“Au commencement était le Verbe, et le Verbe était auprès de Dieu, et le Verbe était Dieu”, écrit Jean en ouverture de son Évangile. Si certaines traditions chrétiennes identifient immédiatement ce Verbe au Christ, le choix du terme grec Λόγος (Lógos), qui signifie à la fois “parole”, “raison”, “principe” et “verbe”, nous invite plus largement à méditer sur la puissance créatrice et ordonnatrice des mots.
Matière brute du langage humain, les mots ne sont pas seulement un outil de communication. Ils sont surtout cette pierre philosophale capable de transmuer le primate en alchimiste, en être apte à agir sur le réel comme sur le spirituel, sur le concret comme sur l’abstrait.
Par le pouvoir des mots, Victor Hugo a métamorphosé son deuil déchirant en méditation universelle sur l’existence et la foi ; par le pouvoir des mots, Rosa Parks, Martin Luther King et Malcolm X ont changé le cours de l’histoire des Afro-Américains ; par le pouvoir des mots, J.R.R. Tolkien a fait surgir un monde entier.

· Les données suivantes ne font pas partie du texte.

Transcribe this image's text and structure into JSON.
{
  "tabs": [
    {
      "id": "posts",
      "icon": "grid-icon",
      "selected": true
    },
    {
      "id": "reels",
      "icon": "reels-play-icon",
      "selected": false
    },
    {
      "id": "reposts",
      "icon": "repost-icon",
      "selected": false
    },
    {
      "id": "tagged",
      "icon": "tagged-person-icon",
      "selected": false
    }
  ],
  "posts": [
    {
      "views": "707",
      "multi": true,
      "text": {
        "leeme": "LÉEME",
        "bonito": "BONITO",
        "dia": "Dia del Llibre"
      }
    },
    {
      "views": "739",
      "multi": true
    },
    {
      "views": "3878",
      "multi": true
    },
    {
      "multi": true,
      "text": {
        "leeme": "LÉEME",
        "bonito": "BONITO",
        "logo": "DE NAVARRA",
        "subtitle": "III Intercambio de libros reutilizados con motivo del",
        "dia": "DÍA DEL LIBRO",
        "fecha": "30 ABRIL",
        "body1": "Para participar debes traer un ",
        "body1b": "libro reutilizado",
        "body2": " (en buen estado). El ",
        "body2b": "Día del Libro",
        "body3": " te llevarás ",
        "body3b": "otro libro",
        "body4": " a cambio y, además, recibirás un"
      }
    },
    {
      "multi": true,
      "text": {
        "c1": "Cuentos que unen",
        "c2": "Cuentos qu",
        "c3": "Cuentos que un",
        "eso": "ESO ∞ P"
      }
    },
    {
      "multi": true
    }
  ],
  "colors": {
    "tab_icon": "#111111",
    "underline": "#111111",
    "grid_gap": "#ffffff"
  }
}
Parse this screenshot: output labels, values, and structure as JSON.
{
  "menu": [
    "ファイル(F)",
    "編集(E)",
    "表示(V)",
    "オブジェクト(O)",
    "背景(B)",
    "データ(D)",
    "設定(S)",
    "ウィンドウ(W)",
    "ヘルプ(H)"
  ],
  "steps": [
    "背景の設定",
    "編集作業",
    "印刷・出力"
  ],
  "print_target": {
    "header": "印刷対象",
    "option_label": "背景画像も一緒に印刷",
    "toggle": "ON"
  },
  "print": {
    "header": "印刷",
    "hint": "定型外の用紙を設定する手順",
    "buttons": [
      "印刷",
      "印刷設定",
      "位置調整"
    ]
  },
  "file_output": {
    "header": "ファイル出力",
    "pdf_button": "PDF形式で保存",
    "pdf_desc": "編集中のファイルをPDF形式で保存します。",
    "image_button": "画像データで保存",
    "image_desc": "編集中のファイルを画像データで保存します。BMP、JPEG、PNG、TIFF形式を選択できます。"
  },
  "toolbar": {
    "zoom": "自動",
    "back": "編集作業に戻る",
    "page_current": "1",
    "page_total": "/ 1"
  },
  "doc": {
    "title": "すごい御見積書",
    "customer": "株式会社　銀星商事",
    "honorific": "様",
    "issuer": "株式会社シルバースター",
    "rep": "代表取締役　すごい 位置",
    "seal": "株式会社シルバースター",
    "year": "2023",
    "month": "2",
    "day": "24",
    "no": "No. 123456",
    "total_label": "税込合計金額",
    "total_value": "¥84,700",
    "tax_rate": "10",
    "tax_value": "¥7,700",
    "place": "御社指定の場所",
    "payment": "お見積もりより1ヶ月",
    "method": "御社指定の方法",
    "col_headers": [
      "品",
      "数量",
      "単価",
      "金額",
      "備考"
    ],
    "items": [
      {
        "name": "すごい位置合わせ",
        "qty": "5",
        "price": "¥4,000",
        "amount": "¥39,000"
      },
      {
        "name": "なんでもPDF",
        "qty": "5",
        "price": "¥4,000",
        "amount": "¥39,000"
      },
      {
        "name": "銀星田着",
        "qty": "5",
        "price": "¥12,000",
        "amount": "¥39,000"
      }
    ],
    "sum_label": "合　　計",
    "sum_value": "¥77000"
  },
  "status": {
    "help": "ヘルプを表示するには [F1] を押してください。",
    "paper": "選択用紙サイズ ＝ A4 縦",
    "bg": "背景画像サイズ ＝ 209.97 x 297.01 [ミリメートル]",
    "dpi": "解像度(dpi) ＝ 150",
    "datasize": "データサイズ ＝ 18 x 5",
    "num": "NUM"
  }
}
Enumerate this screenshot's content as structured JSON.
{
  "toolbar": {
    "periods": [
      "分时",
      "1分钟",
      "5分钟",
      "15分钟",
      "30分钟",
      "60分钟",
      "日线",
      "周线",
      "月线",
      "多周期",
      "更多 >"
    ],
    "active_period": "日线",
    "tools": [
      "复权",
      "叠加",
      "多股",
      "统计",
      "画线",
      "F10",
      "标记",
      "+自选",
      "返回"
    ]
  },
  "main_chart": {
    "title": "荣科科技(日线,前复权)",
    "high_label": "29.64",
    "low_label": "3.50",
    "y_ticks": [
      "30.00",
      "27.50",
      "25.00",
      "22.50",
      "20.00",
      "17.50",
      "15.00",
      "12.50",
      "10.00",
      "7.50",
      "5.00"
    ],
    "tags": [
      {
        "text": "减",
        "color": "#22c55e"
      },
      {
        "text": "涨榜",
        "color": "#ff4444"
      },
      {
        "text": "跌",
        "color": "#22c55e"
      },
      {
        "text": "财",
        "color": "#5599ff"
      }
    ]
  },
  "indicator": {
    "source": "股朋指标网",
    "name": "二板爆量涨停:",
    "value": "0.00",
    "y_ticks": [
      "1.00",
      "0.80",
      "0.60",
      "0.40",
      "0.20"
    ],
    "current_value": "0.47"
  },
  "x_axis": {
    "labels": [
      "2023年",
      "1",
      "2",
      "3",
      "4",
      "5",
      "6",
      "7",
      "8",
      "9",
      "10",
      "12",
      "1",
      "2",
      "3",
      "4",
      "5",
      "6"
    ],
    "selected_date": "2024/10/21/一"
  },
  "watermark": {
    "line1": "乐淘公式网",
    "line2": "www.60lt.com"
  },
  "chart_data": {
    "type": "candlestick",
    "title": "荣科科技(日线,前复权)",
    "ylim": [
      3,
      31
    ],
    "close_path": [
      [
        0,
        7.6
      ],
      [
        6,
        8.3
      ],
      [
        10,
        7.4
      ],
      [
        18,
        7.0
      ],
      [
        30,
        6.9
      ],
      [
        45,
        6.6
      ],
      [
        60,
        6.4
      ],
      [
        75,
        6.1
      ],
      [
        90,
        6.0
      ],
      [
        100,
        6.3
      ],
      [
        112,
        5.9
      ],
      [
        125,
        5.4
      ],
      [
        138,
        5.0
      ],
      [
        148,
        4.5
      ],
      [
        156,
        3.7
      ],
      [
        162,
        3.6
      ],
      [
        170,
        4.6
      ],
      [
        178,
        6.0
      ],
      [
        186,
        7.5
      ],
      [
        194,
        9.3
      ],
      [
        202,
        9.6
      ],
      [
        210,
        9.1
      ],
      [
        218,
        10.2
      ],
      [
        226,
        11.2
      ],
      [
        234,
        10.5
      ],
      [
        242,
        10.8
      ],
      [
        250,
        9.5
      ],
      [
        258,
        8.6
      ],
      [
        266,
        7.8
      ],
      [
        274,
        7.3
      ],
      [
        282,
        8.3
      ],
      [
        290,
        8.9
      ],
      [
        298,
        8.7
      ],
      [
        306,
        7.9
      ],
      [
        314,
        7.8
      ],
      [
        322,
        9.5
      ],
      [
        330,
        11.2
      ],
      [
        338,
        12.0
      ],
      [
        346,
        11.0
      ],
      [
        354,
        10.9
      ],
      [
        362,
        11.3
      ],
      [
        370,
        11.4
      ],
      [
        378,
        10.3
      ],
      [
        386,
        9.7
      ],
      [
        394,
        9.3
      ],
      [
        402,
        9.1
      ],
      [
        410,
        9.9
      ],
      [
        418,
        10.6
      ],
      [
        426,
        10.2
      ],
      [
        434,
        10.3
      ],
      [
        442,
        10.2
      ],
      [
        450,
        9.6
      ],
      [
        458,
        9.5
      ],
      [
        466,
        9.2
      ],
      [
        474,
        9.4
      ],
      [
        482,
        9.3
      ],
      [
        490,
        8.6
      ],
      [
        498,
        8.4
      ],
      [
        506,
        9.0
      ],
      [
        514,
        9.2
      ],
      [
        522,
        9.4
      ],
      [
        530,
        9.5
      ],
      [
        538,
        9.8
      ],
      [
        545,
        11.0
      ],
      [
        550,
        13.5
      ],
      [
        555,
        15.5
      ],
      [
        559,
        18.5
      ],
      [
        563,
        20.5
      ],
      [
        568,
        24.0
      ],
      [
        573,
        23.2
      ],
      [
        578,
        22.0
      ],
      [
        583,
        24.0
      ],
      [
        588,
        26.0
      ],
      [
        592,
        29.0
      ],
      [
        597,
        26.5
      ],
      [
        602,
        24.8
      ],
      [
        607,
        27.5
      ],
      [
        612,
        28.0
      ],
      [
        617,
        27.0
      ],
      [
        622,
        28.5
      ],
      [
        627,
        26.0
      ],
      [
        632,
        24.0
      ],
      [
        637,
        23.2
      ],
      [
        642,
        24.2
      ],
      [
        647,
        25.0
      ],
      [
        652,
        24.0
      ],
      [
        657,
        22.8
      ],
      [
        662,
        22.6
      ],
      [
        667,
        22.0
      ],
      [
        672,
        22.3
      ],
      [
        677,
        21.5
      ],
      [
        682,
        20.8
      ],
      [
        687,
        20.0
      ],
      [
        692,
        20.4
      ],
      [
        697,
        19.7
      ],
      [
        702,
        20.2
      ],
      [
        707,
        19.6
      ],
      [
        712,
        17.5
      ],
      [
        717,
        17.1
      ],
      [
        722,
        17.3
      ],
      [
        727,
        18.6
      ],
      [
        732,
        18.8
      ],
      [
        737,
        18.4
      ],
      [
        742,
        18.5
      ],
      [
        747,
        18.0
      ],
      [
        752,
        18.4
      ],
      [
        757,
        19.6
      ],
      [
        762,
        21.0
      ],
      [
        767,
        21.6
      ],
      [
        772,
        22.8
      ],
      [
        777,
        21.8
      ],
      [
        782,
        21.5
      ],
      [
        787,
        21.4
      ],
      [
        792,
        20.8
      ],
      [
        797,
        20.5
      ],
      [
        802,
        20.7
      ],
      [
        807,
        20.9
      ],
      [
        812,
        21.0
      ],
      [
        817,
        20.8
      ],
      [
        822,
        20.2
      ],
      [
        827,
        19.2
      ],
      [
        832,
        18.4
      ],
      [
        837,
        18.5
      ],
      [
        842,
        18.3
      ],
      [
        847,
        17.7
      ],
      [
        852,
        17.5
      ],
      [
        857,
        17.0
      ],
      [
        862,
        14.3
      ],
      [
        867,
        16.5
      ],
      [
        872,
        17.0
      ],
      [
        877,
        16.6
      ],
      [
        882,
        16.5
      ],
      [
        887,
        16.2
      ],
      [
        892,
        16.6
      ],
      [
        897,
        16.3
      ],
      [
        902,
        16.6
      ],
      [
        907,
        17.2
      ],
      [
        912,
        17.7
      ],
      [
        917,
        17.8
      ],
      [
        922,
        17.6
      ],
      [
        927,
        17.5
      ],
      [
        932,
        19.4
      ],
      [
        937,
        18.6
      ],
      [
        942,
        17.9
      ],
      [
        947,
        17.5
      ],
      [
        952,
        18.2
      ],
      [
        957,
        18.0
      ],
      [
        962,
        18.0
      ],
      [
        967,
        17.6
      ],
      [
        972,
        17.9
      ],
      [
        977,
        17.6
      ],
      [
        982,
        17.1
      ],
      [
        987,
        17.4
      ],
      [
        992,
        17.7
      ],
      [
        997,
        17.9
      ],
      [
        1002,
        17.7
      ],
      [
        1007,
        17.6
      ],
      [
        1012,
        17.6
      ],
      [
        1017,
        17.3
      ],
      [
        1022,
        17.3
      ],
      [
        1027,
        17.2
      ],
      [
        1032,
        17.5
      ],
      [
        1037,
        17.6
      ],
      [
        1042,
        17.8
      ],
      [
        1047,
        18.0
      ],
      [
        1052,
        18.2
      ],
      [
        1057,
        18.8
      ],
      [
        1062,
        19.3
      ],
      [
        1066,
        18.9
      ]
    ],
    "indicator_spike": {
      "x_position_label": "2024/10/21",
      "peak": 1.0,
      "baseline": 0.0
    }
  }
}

Compte tenu de l’immense puissance de la parole et des mots, nous vouons une admiration fascinée à l’égard des grands orateurs. À côté de ces alchimistes de la parole, ceux qui souffrent de troubles du langage et de l’élocution, et plus particulièrement les bègues, suscitent souvent le malaise et la moquerie.
À ce titre, le cinéma, la télévision et le théâtre ont indéniablement contribué à consacrer le bégaiement comme une matière humoristique privilégiée. Ce trouble permet de caractériser instantanément un personnage comique : généralement sympathique, peureux et maladroit.
Du reste, si, comme l’exprimait le philosophe Léon Dumont dans Les Causes du rire, « nous rions toutes les fois que nous voyons un individu se croire capable de faire une chose et ne pouvoir y réussir », assister à l’échec d’un personnage dans l’acte pourtant si simple (en apparence) de la communication constitue une source inépuisable de comédie.
Aussi, on ne peut que se réjouir de la parution en 2021 de l’album-jeunesse autobiographique Je parle comme une rivière de Jordan Scott, qui par sa poésie, est venu bousculer cette représentation traditionnelle du bégaiement.

L’ouvrage raconte l’histoire d’un jeune garçon souffrant de son trouble, qui le condamne à la solitude et à l’inconfort.
« Quand le maître m’interroge, tout le monde se retourne et me regarde. Ils ne voient pas le pin qui prend racine et pétrifie ma langue. Ils n’entendent pas le corbeau croasser dans ma gorge. Ils ne se cachent pas les yeux devant le clair de lune qui jaillit de ma bouche. Tout ce qu’ils entendent, c’est que je ne parle pas comme eux. »
Après une journée d’école peut-être plus difficile à vivre que les autres, le père de l’enfant, constatant sa détresse, décide de l’emmener faire une balade sur les bords de la rivière. « Tu vois l’eau qui bouge ? C’est comme ça que tu parles. » L’enfant regarde l’eau. « Elle bouillonne, tournoie, gicle et se brise. Papa dit que je parle comme une rivière. »

D’une tendresse infinie et magnifié par les illustrations de Sydney Smith, Je parle comme une rivière est un poème qui vient révéler la beauté cachée du bégaiement. Les paroles retenues au plus profond de soi comme une eau souterraine, de peur qu’elle n’obstrue la gorge ou la bouche, finiront bien par jaillir. Qu’elles surgissent au goutte-à-goutte ou en cascade, ce sera toujours la même eau, portant en elle, roulant sous sa surface, ces pierres philosophales que l’on appelle plus communément les mots.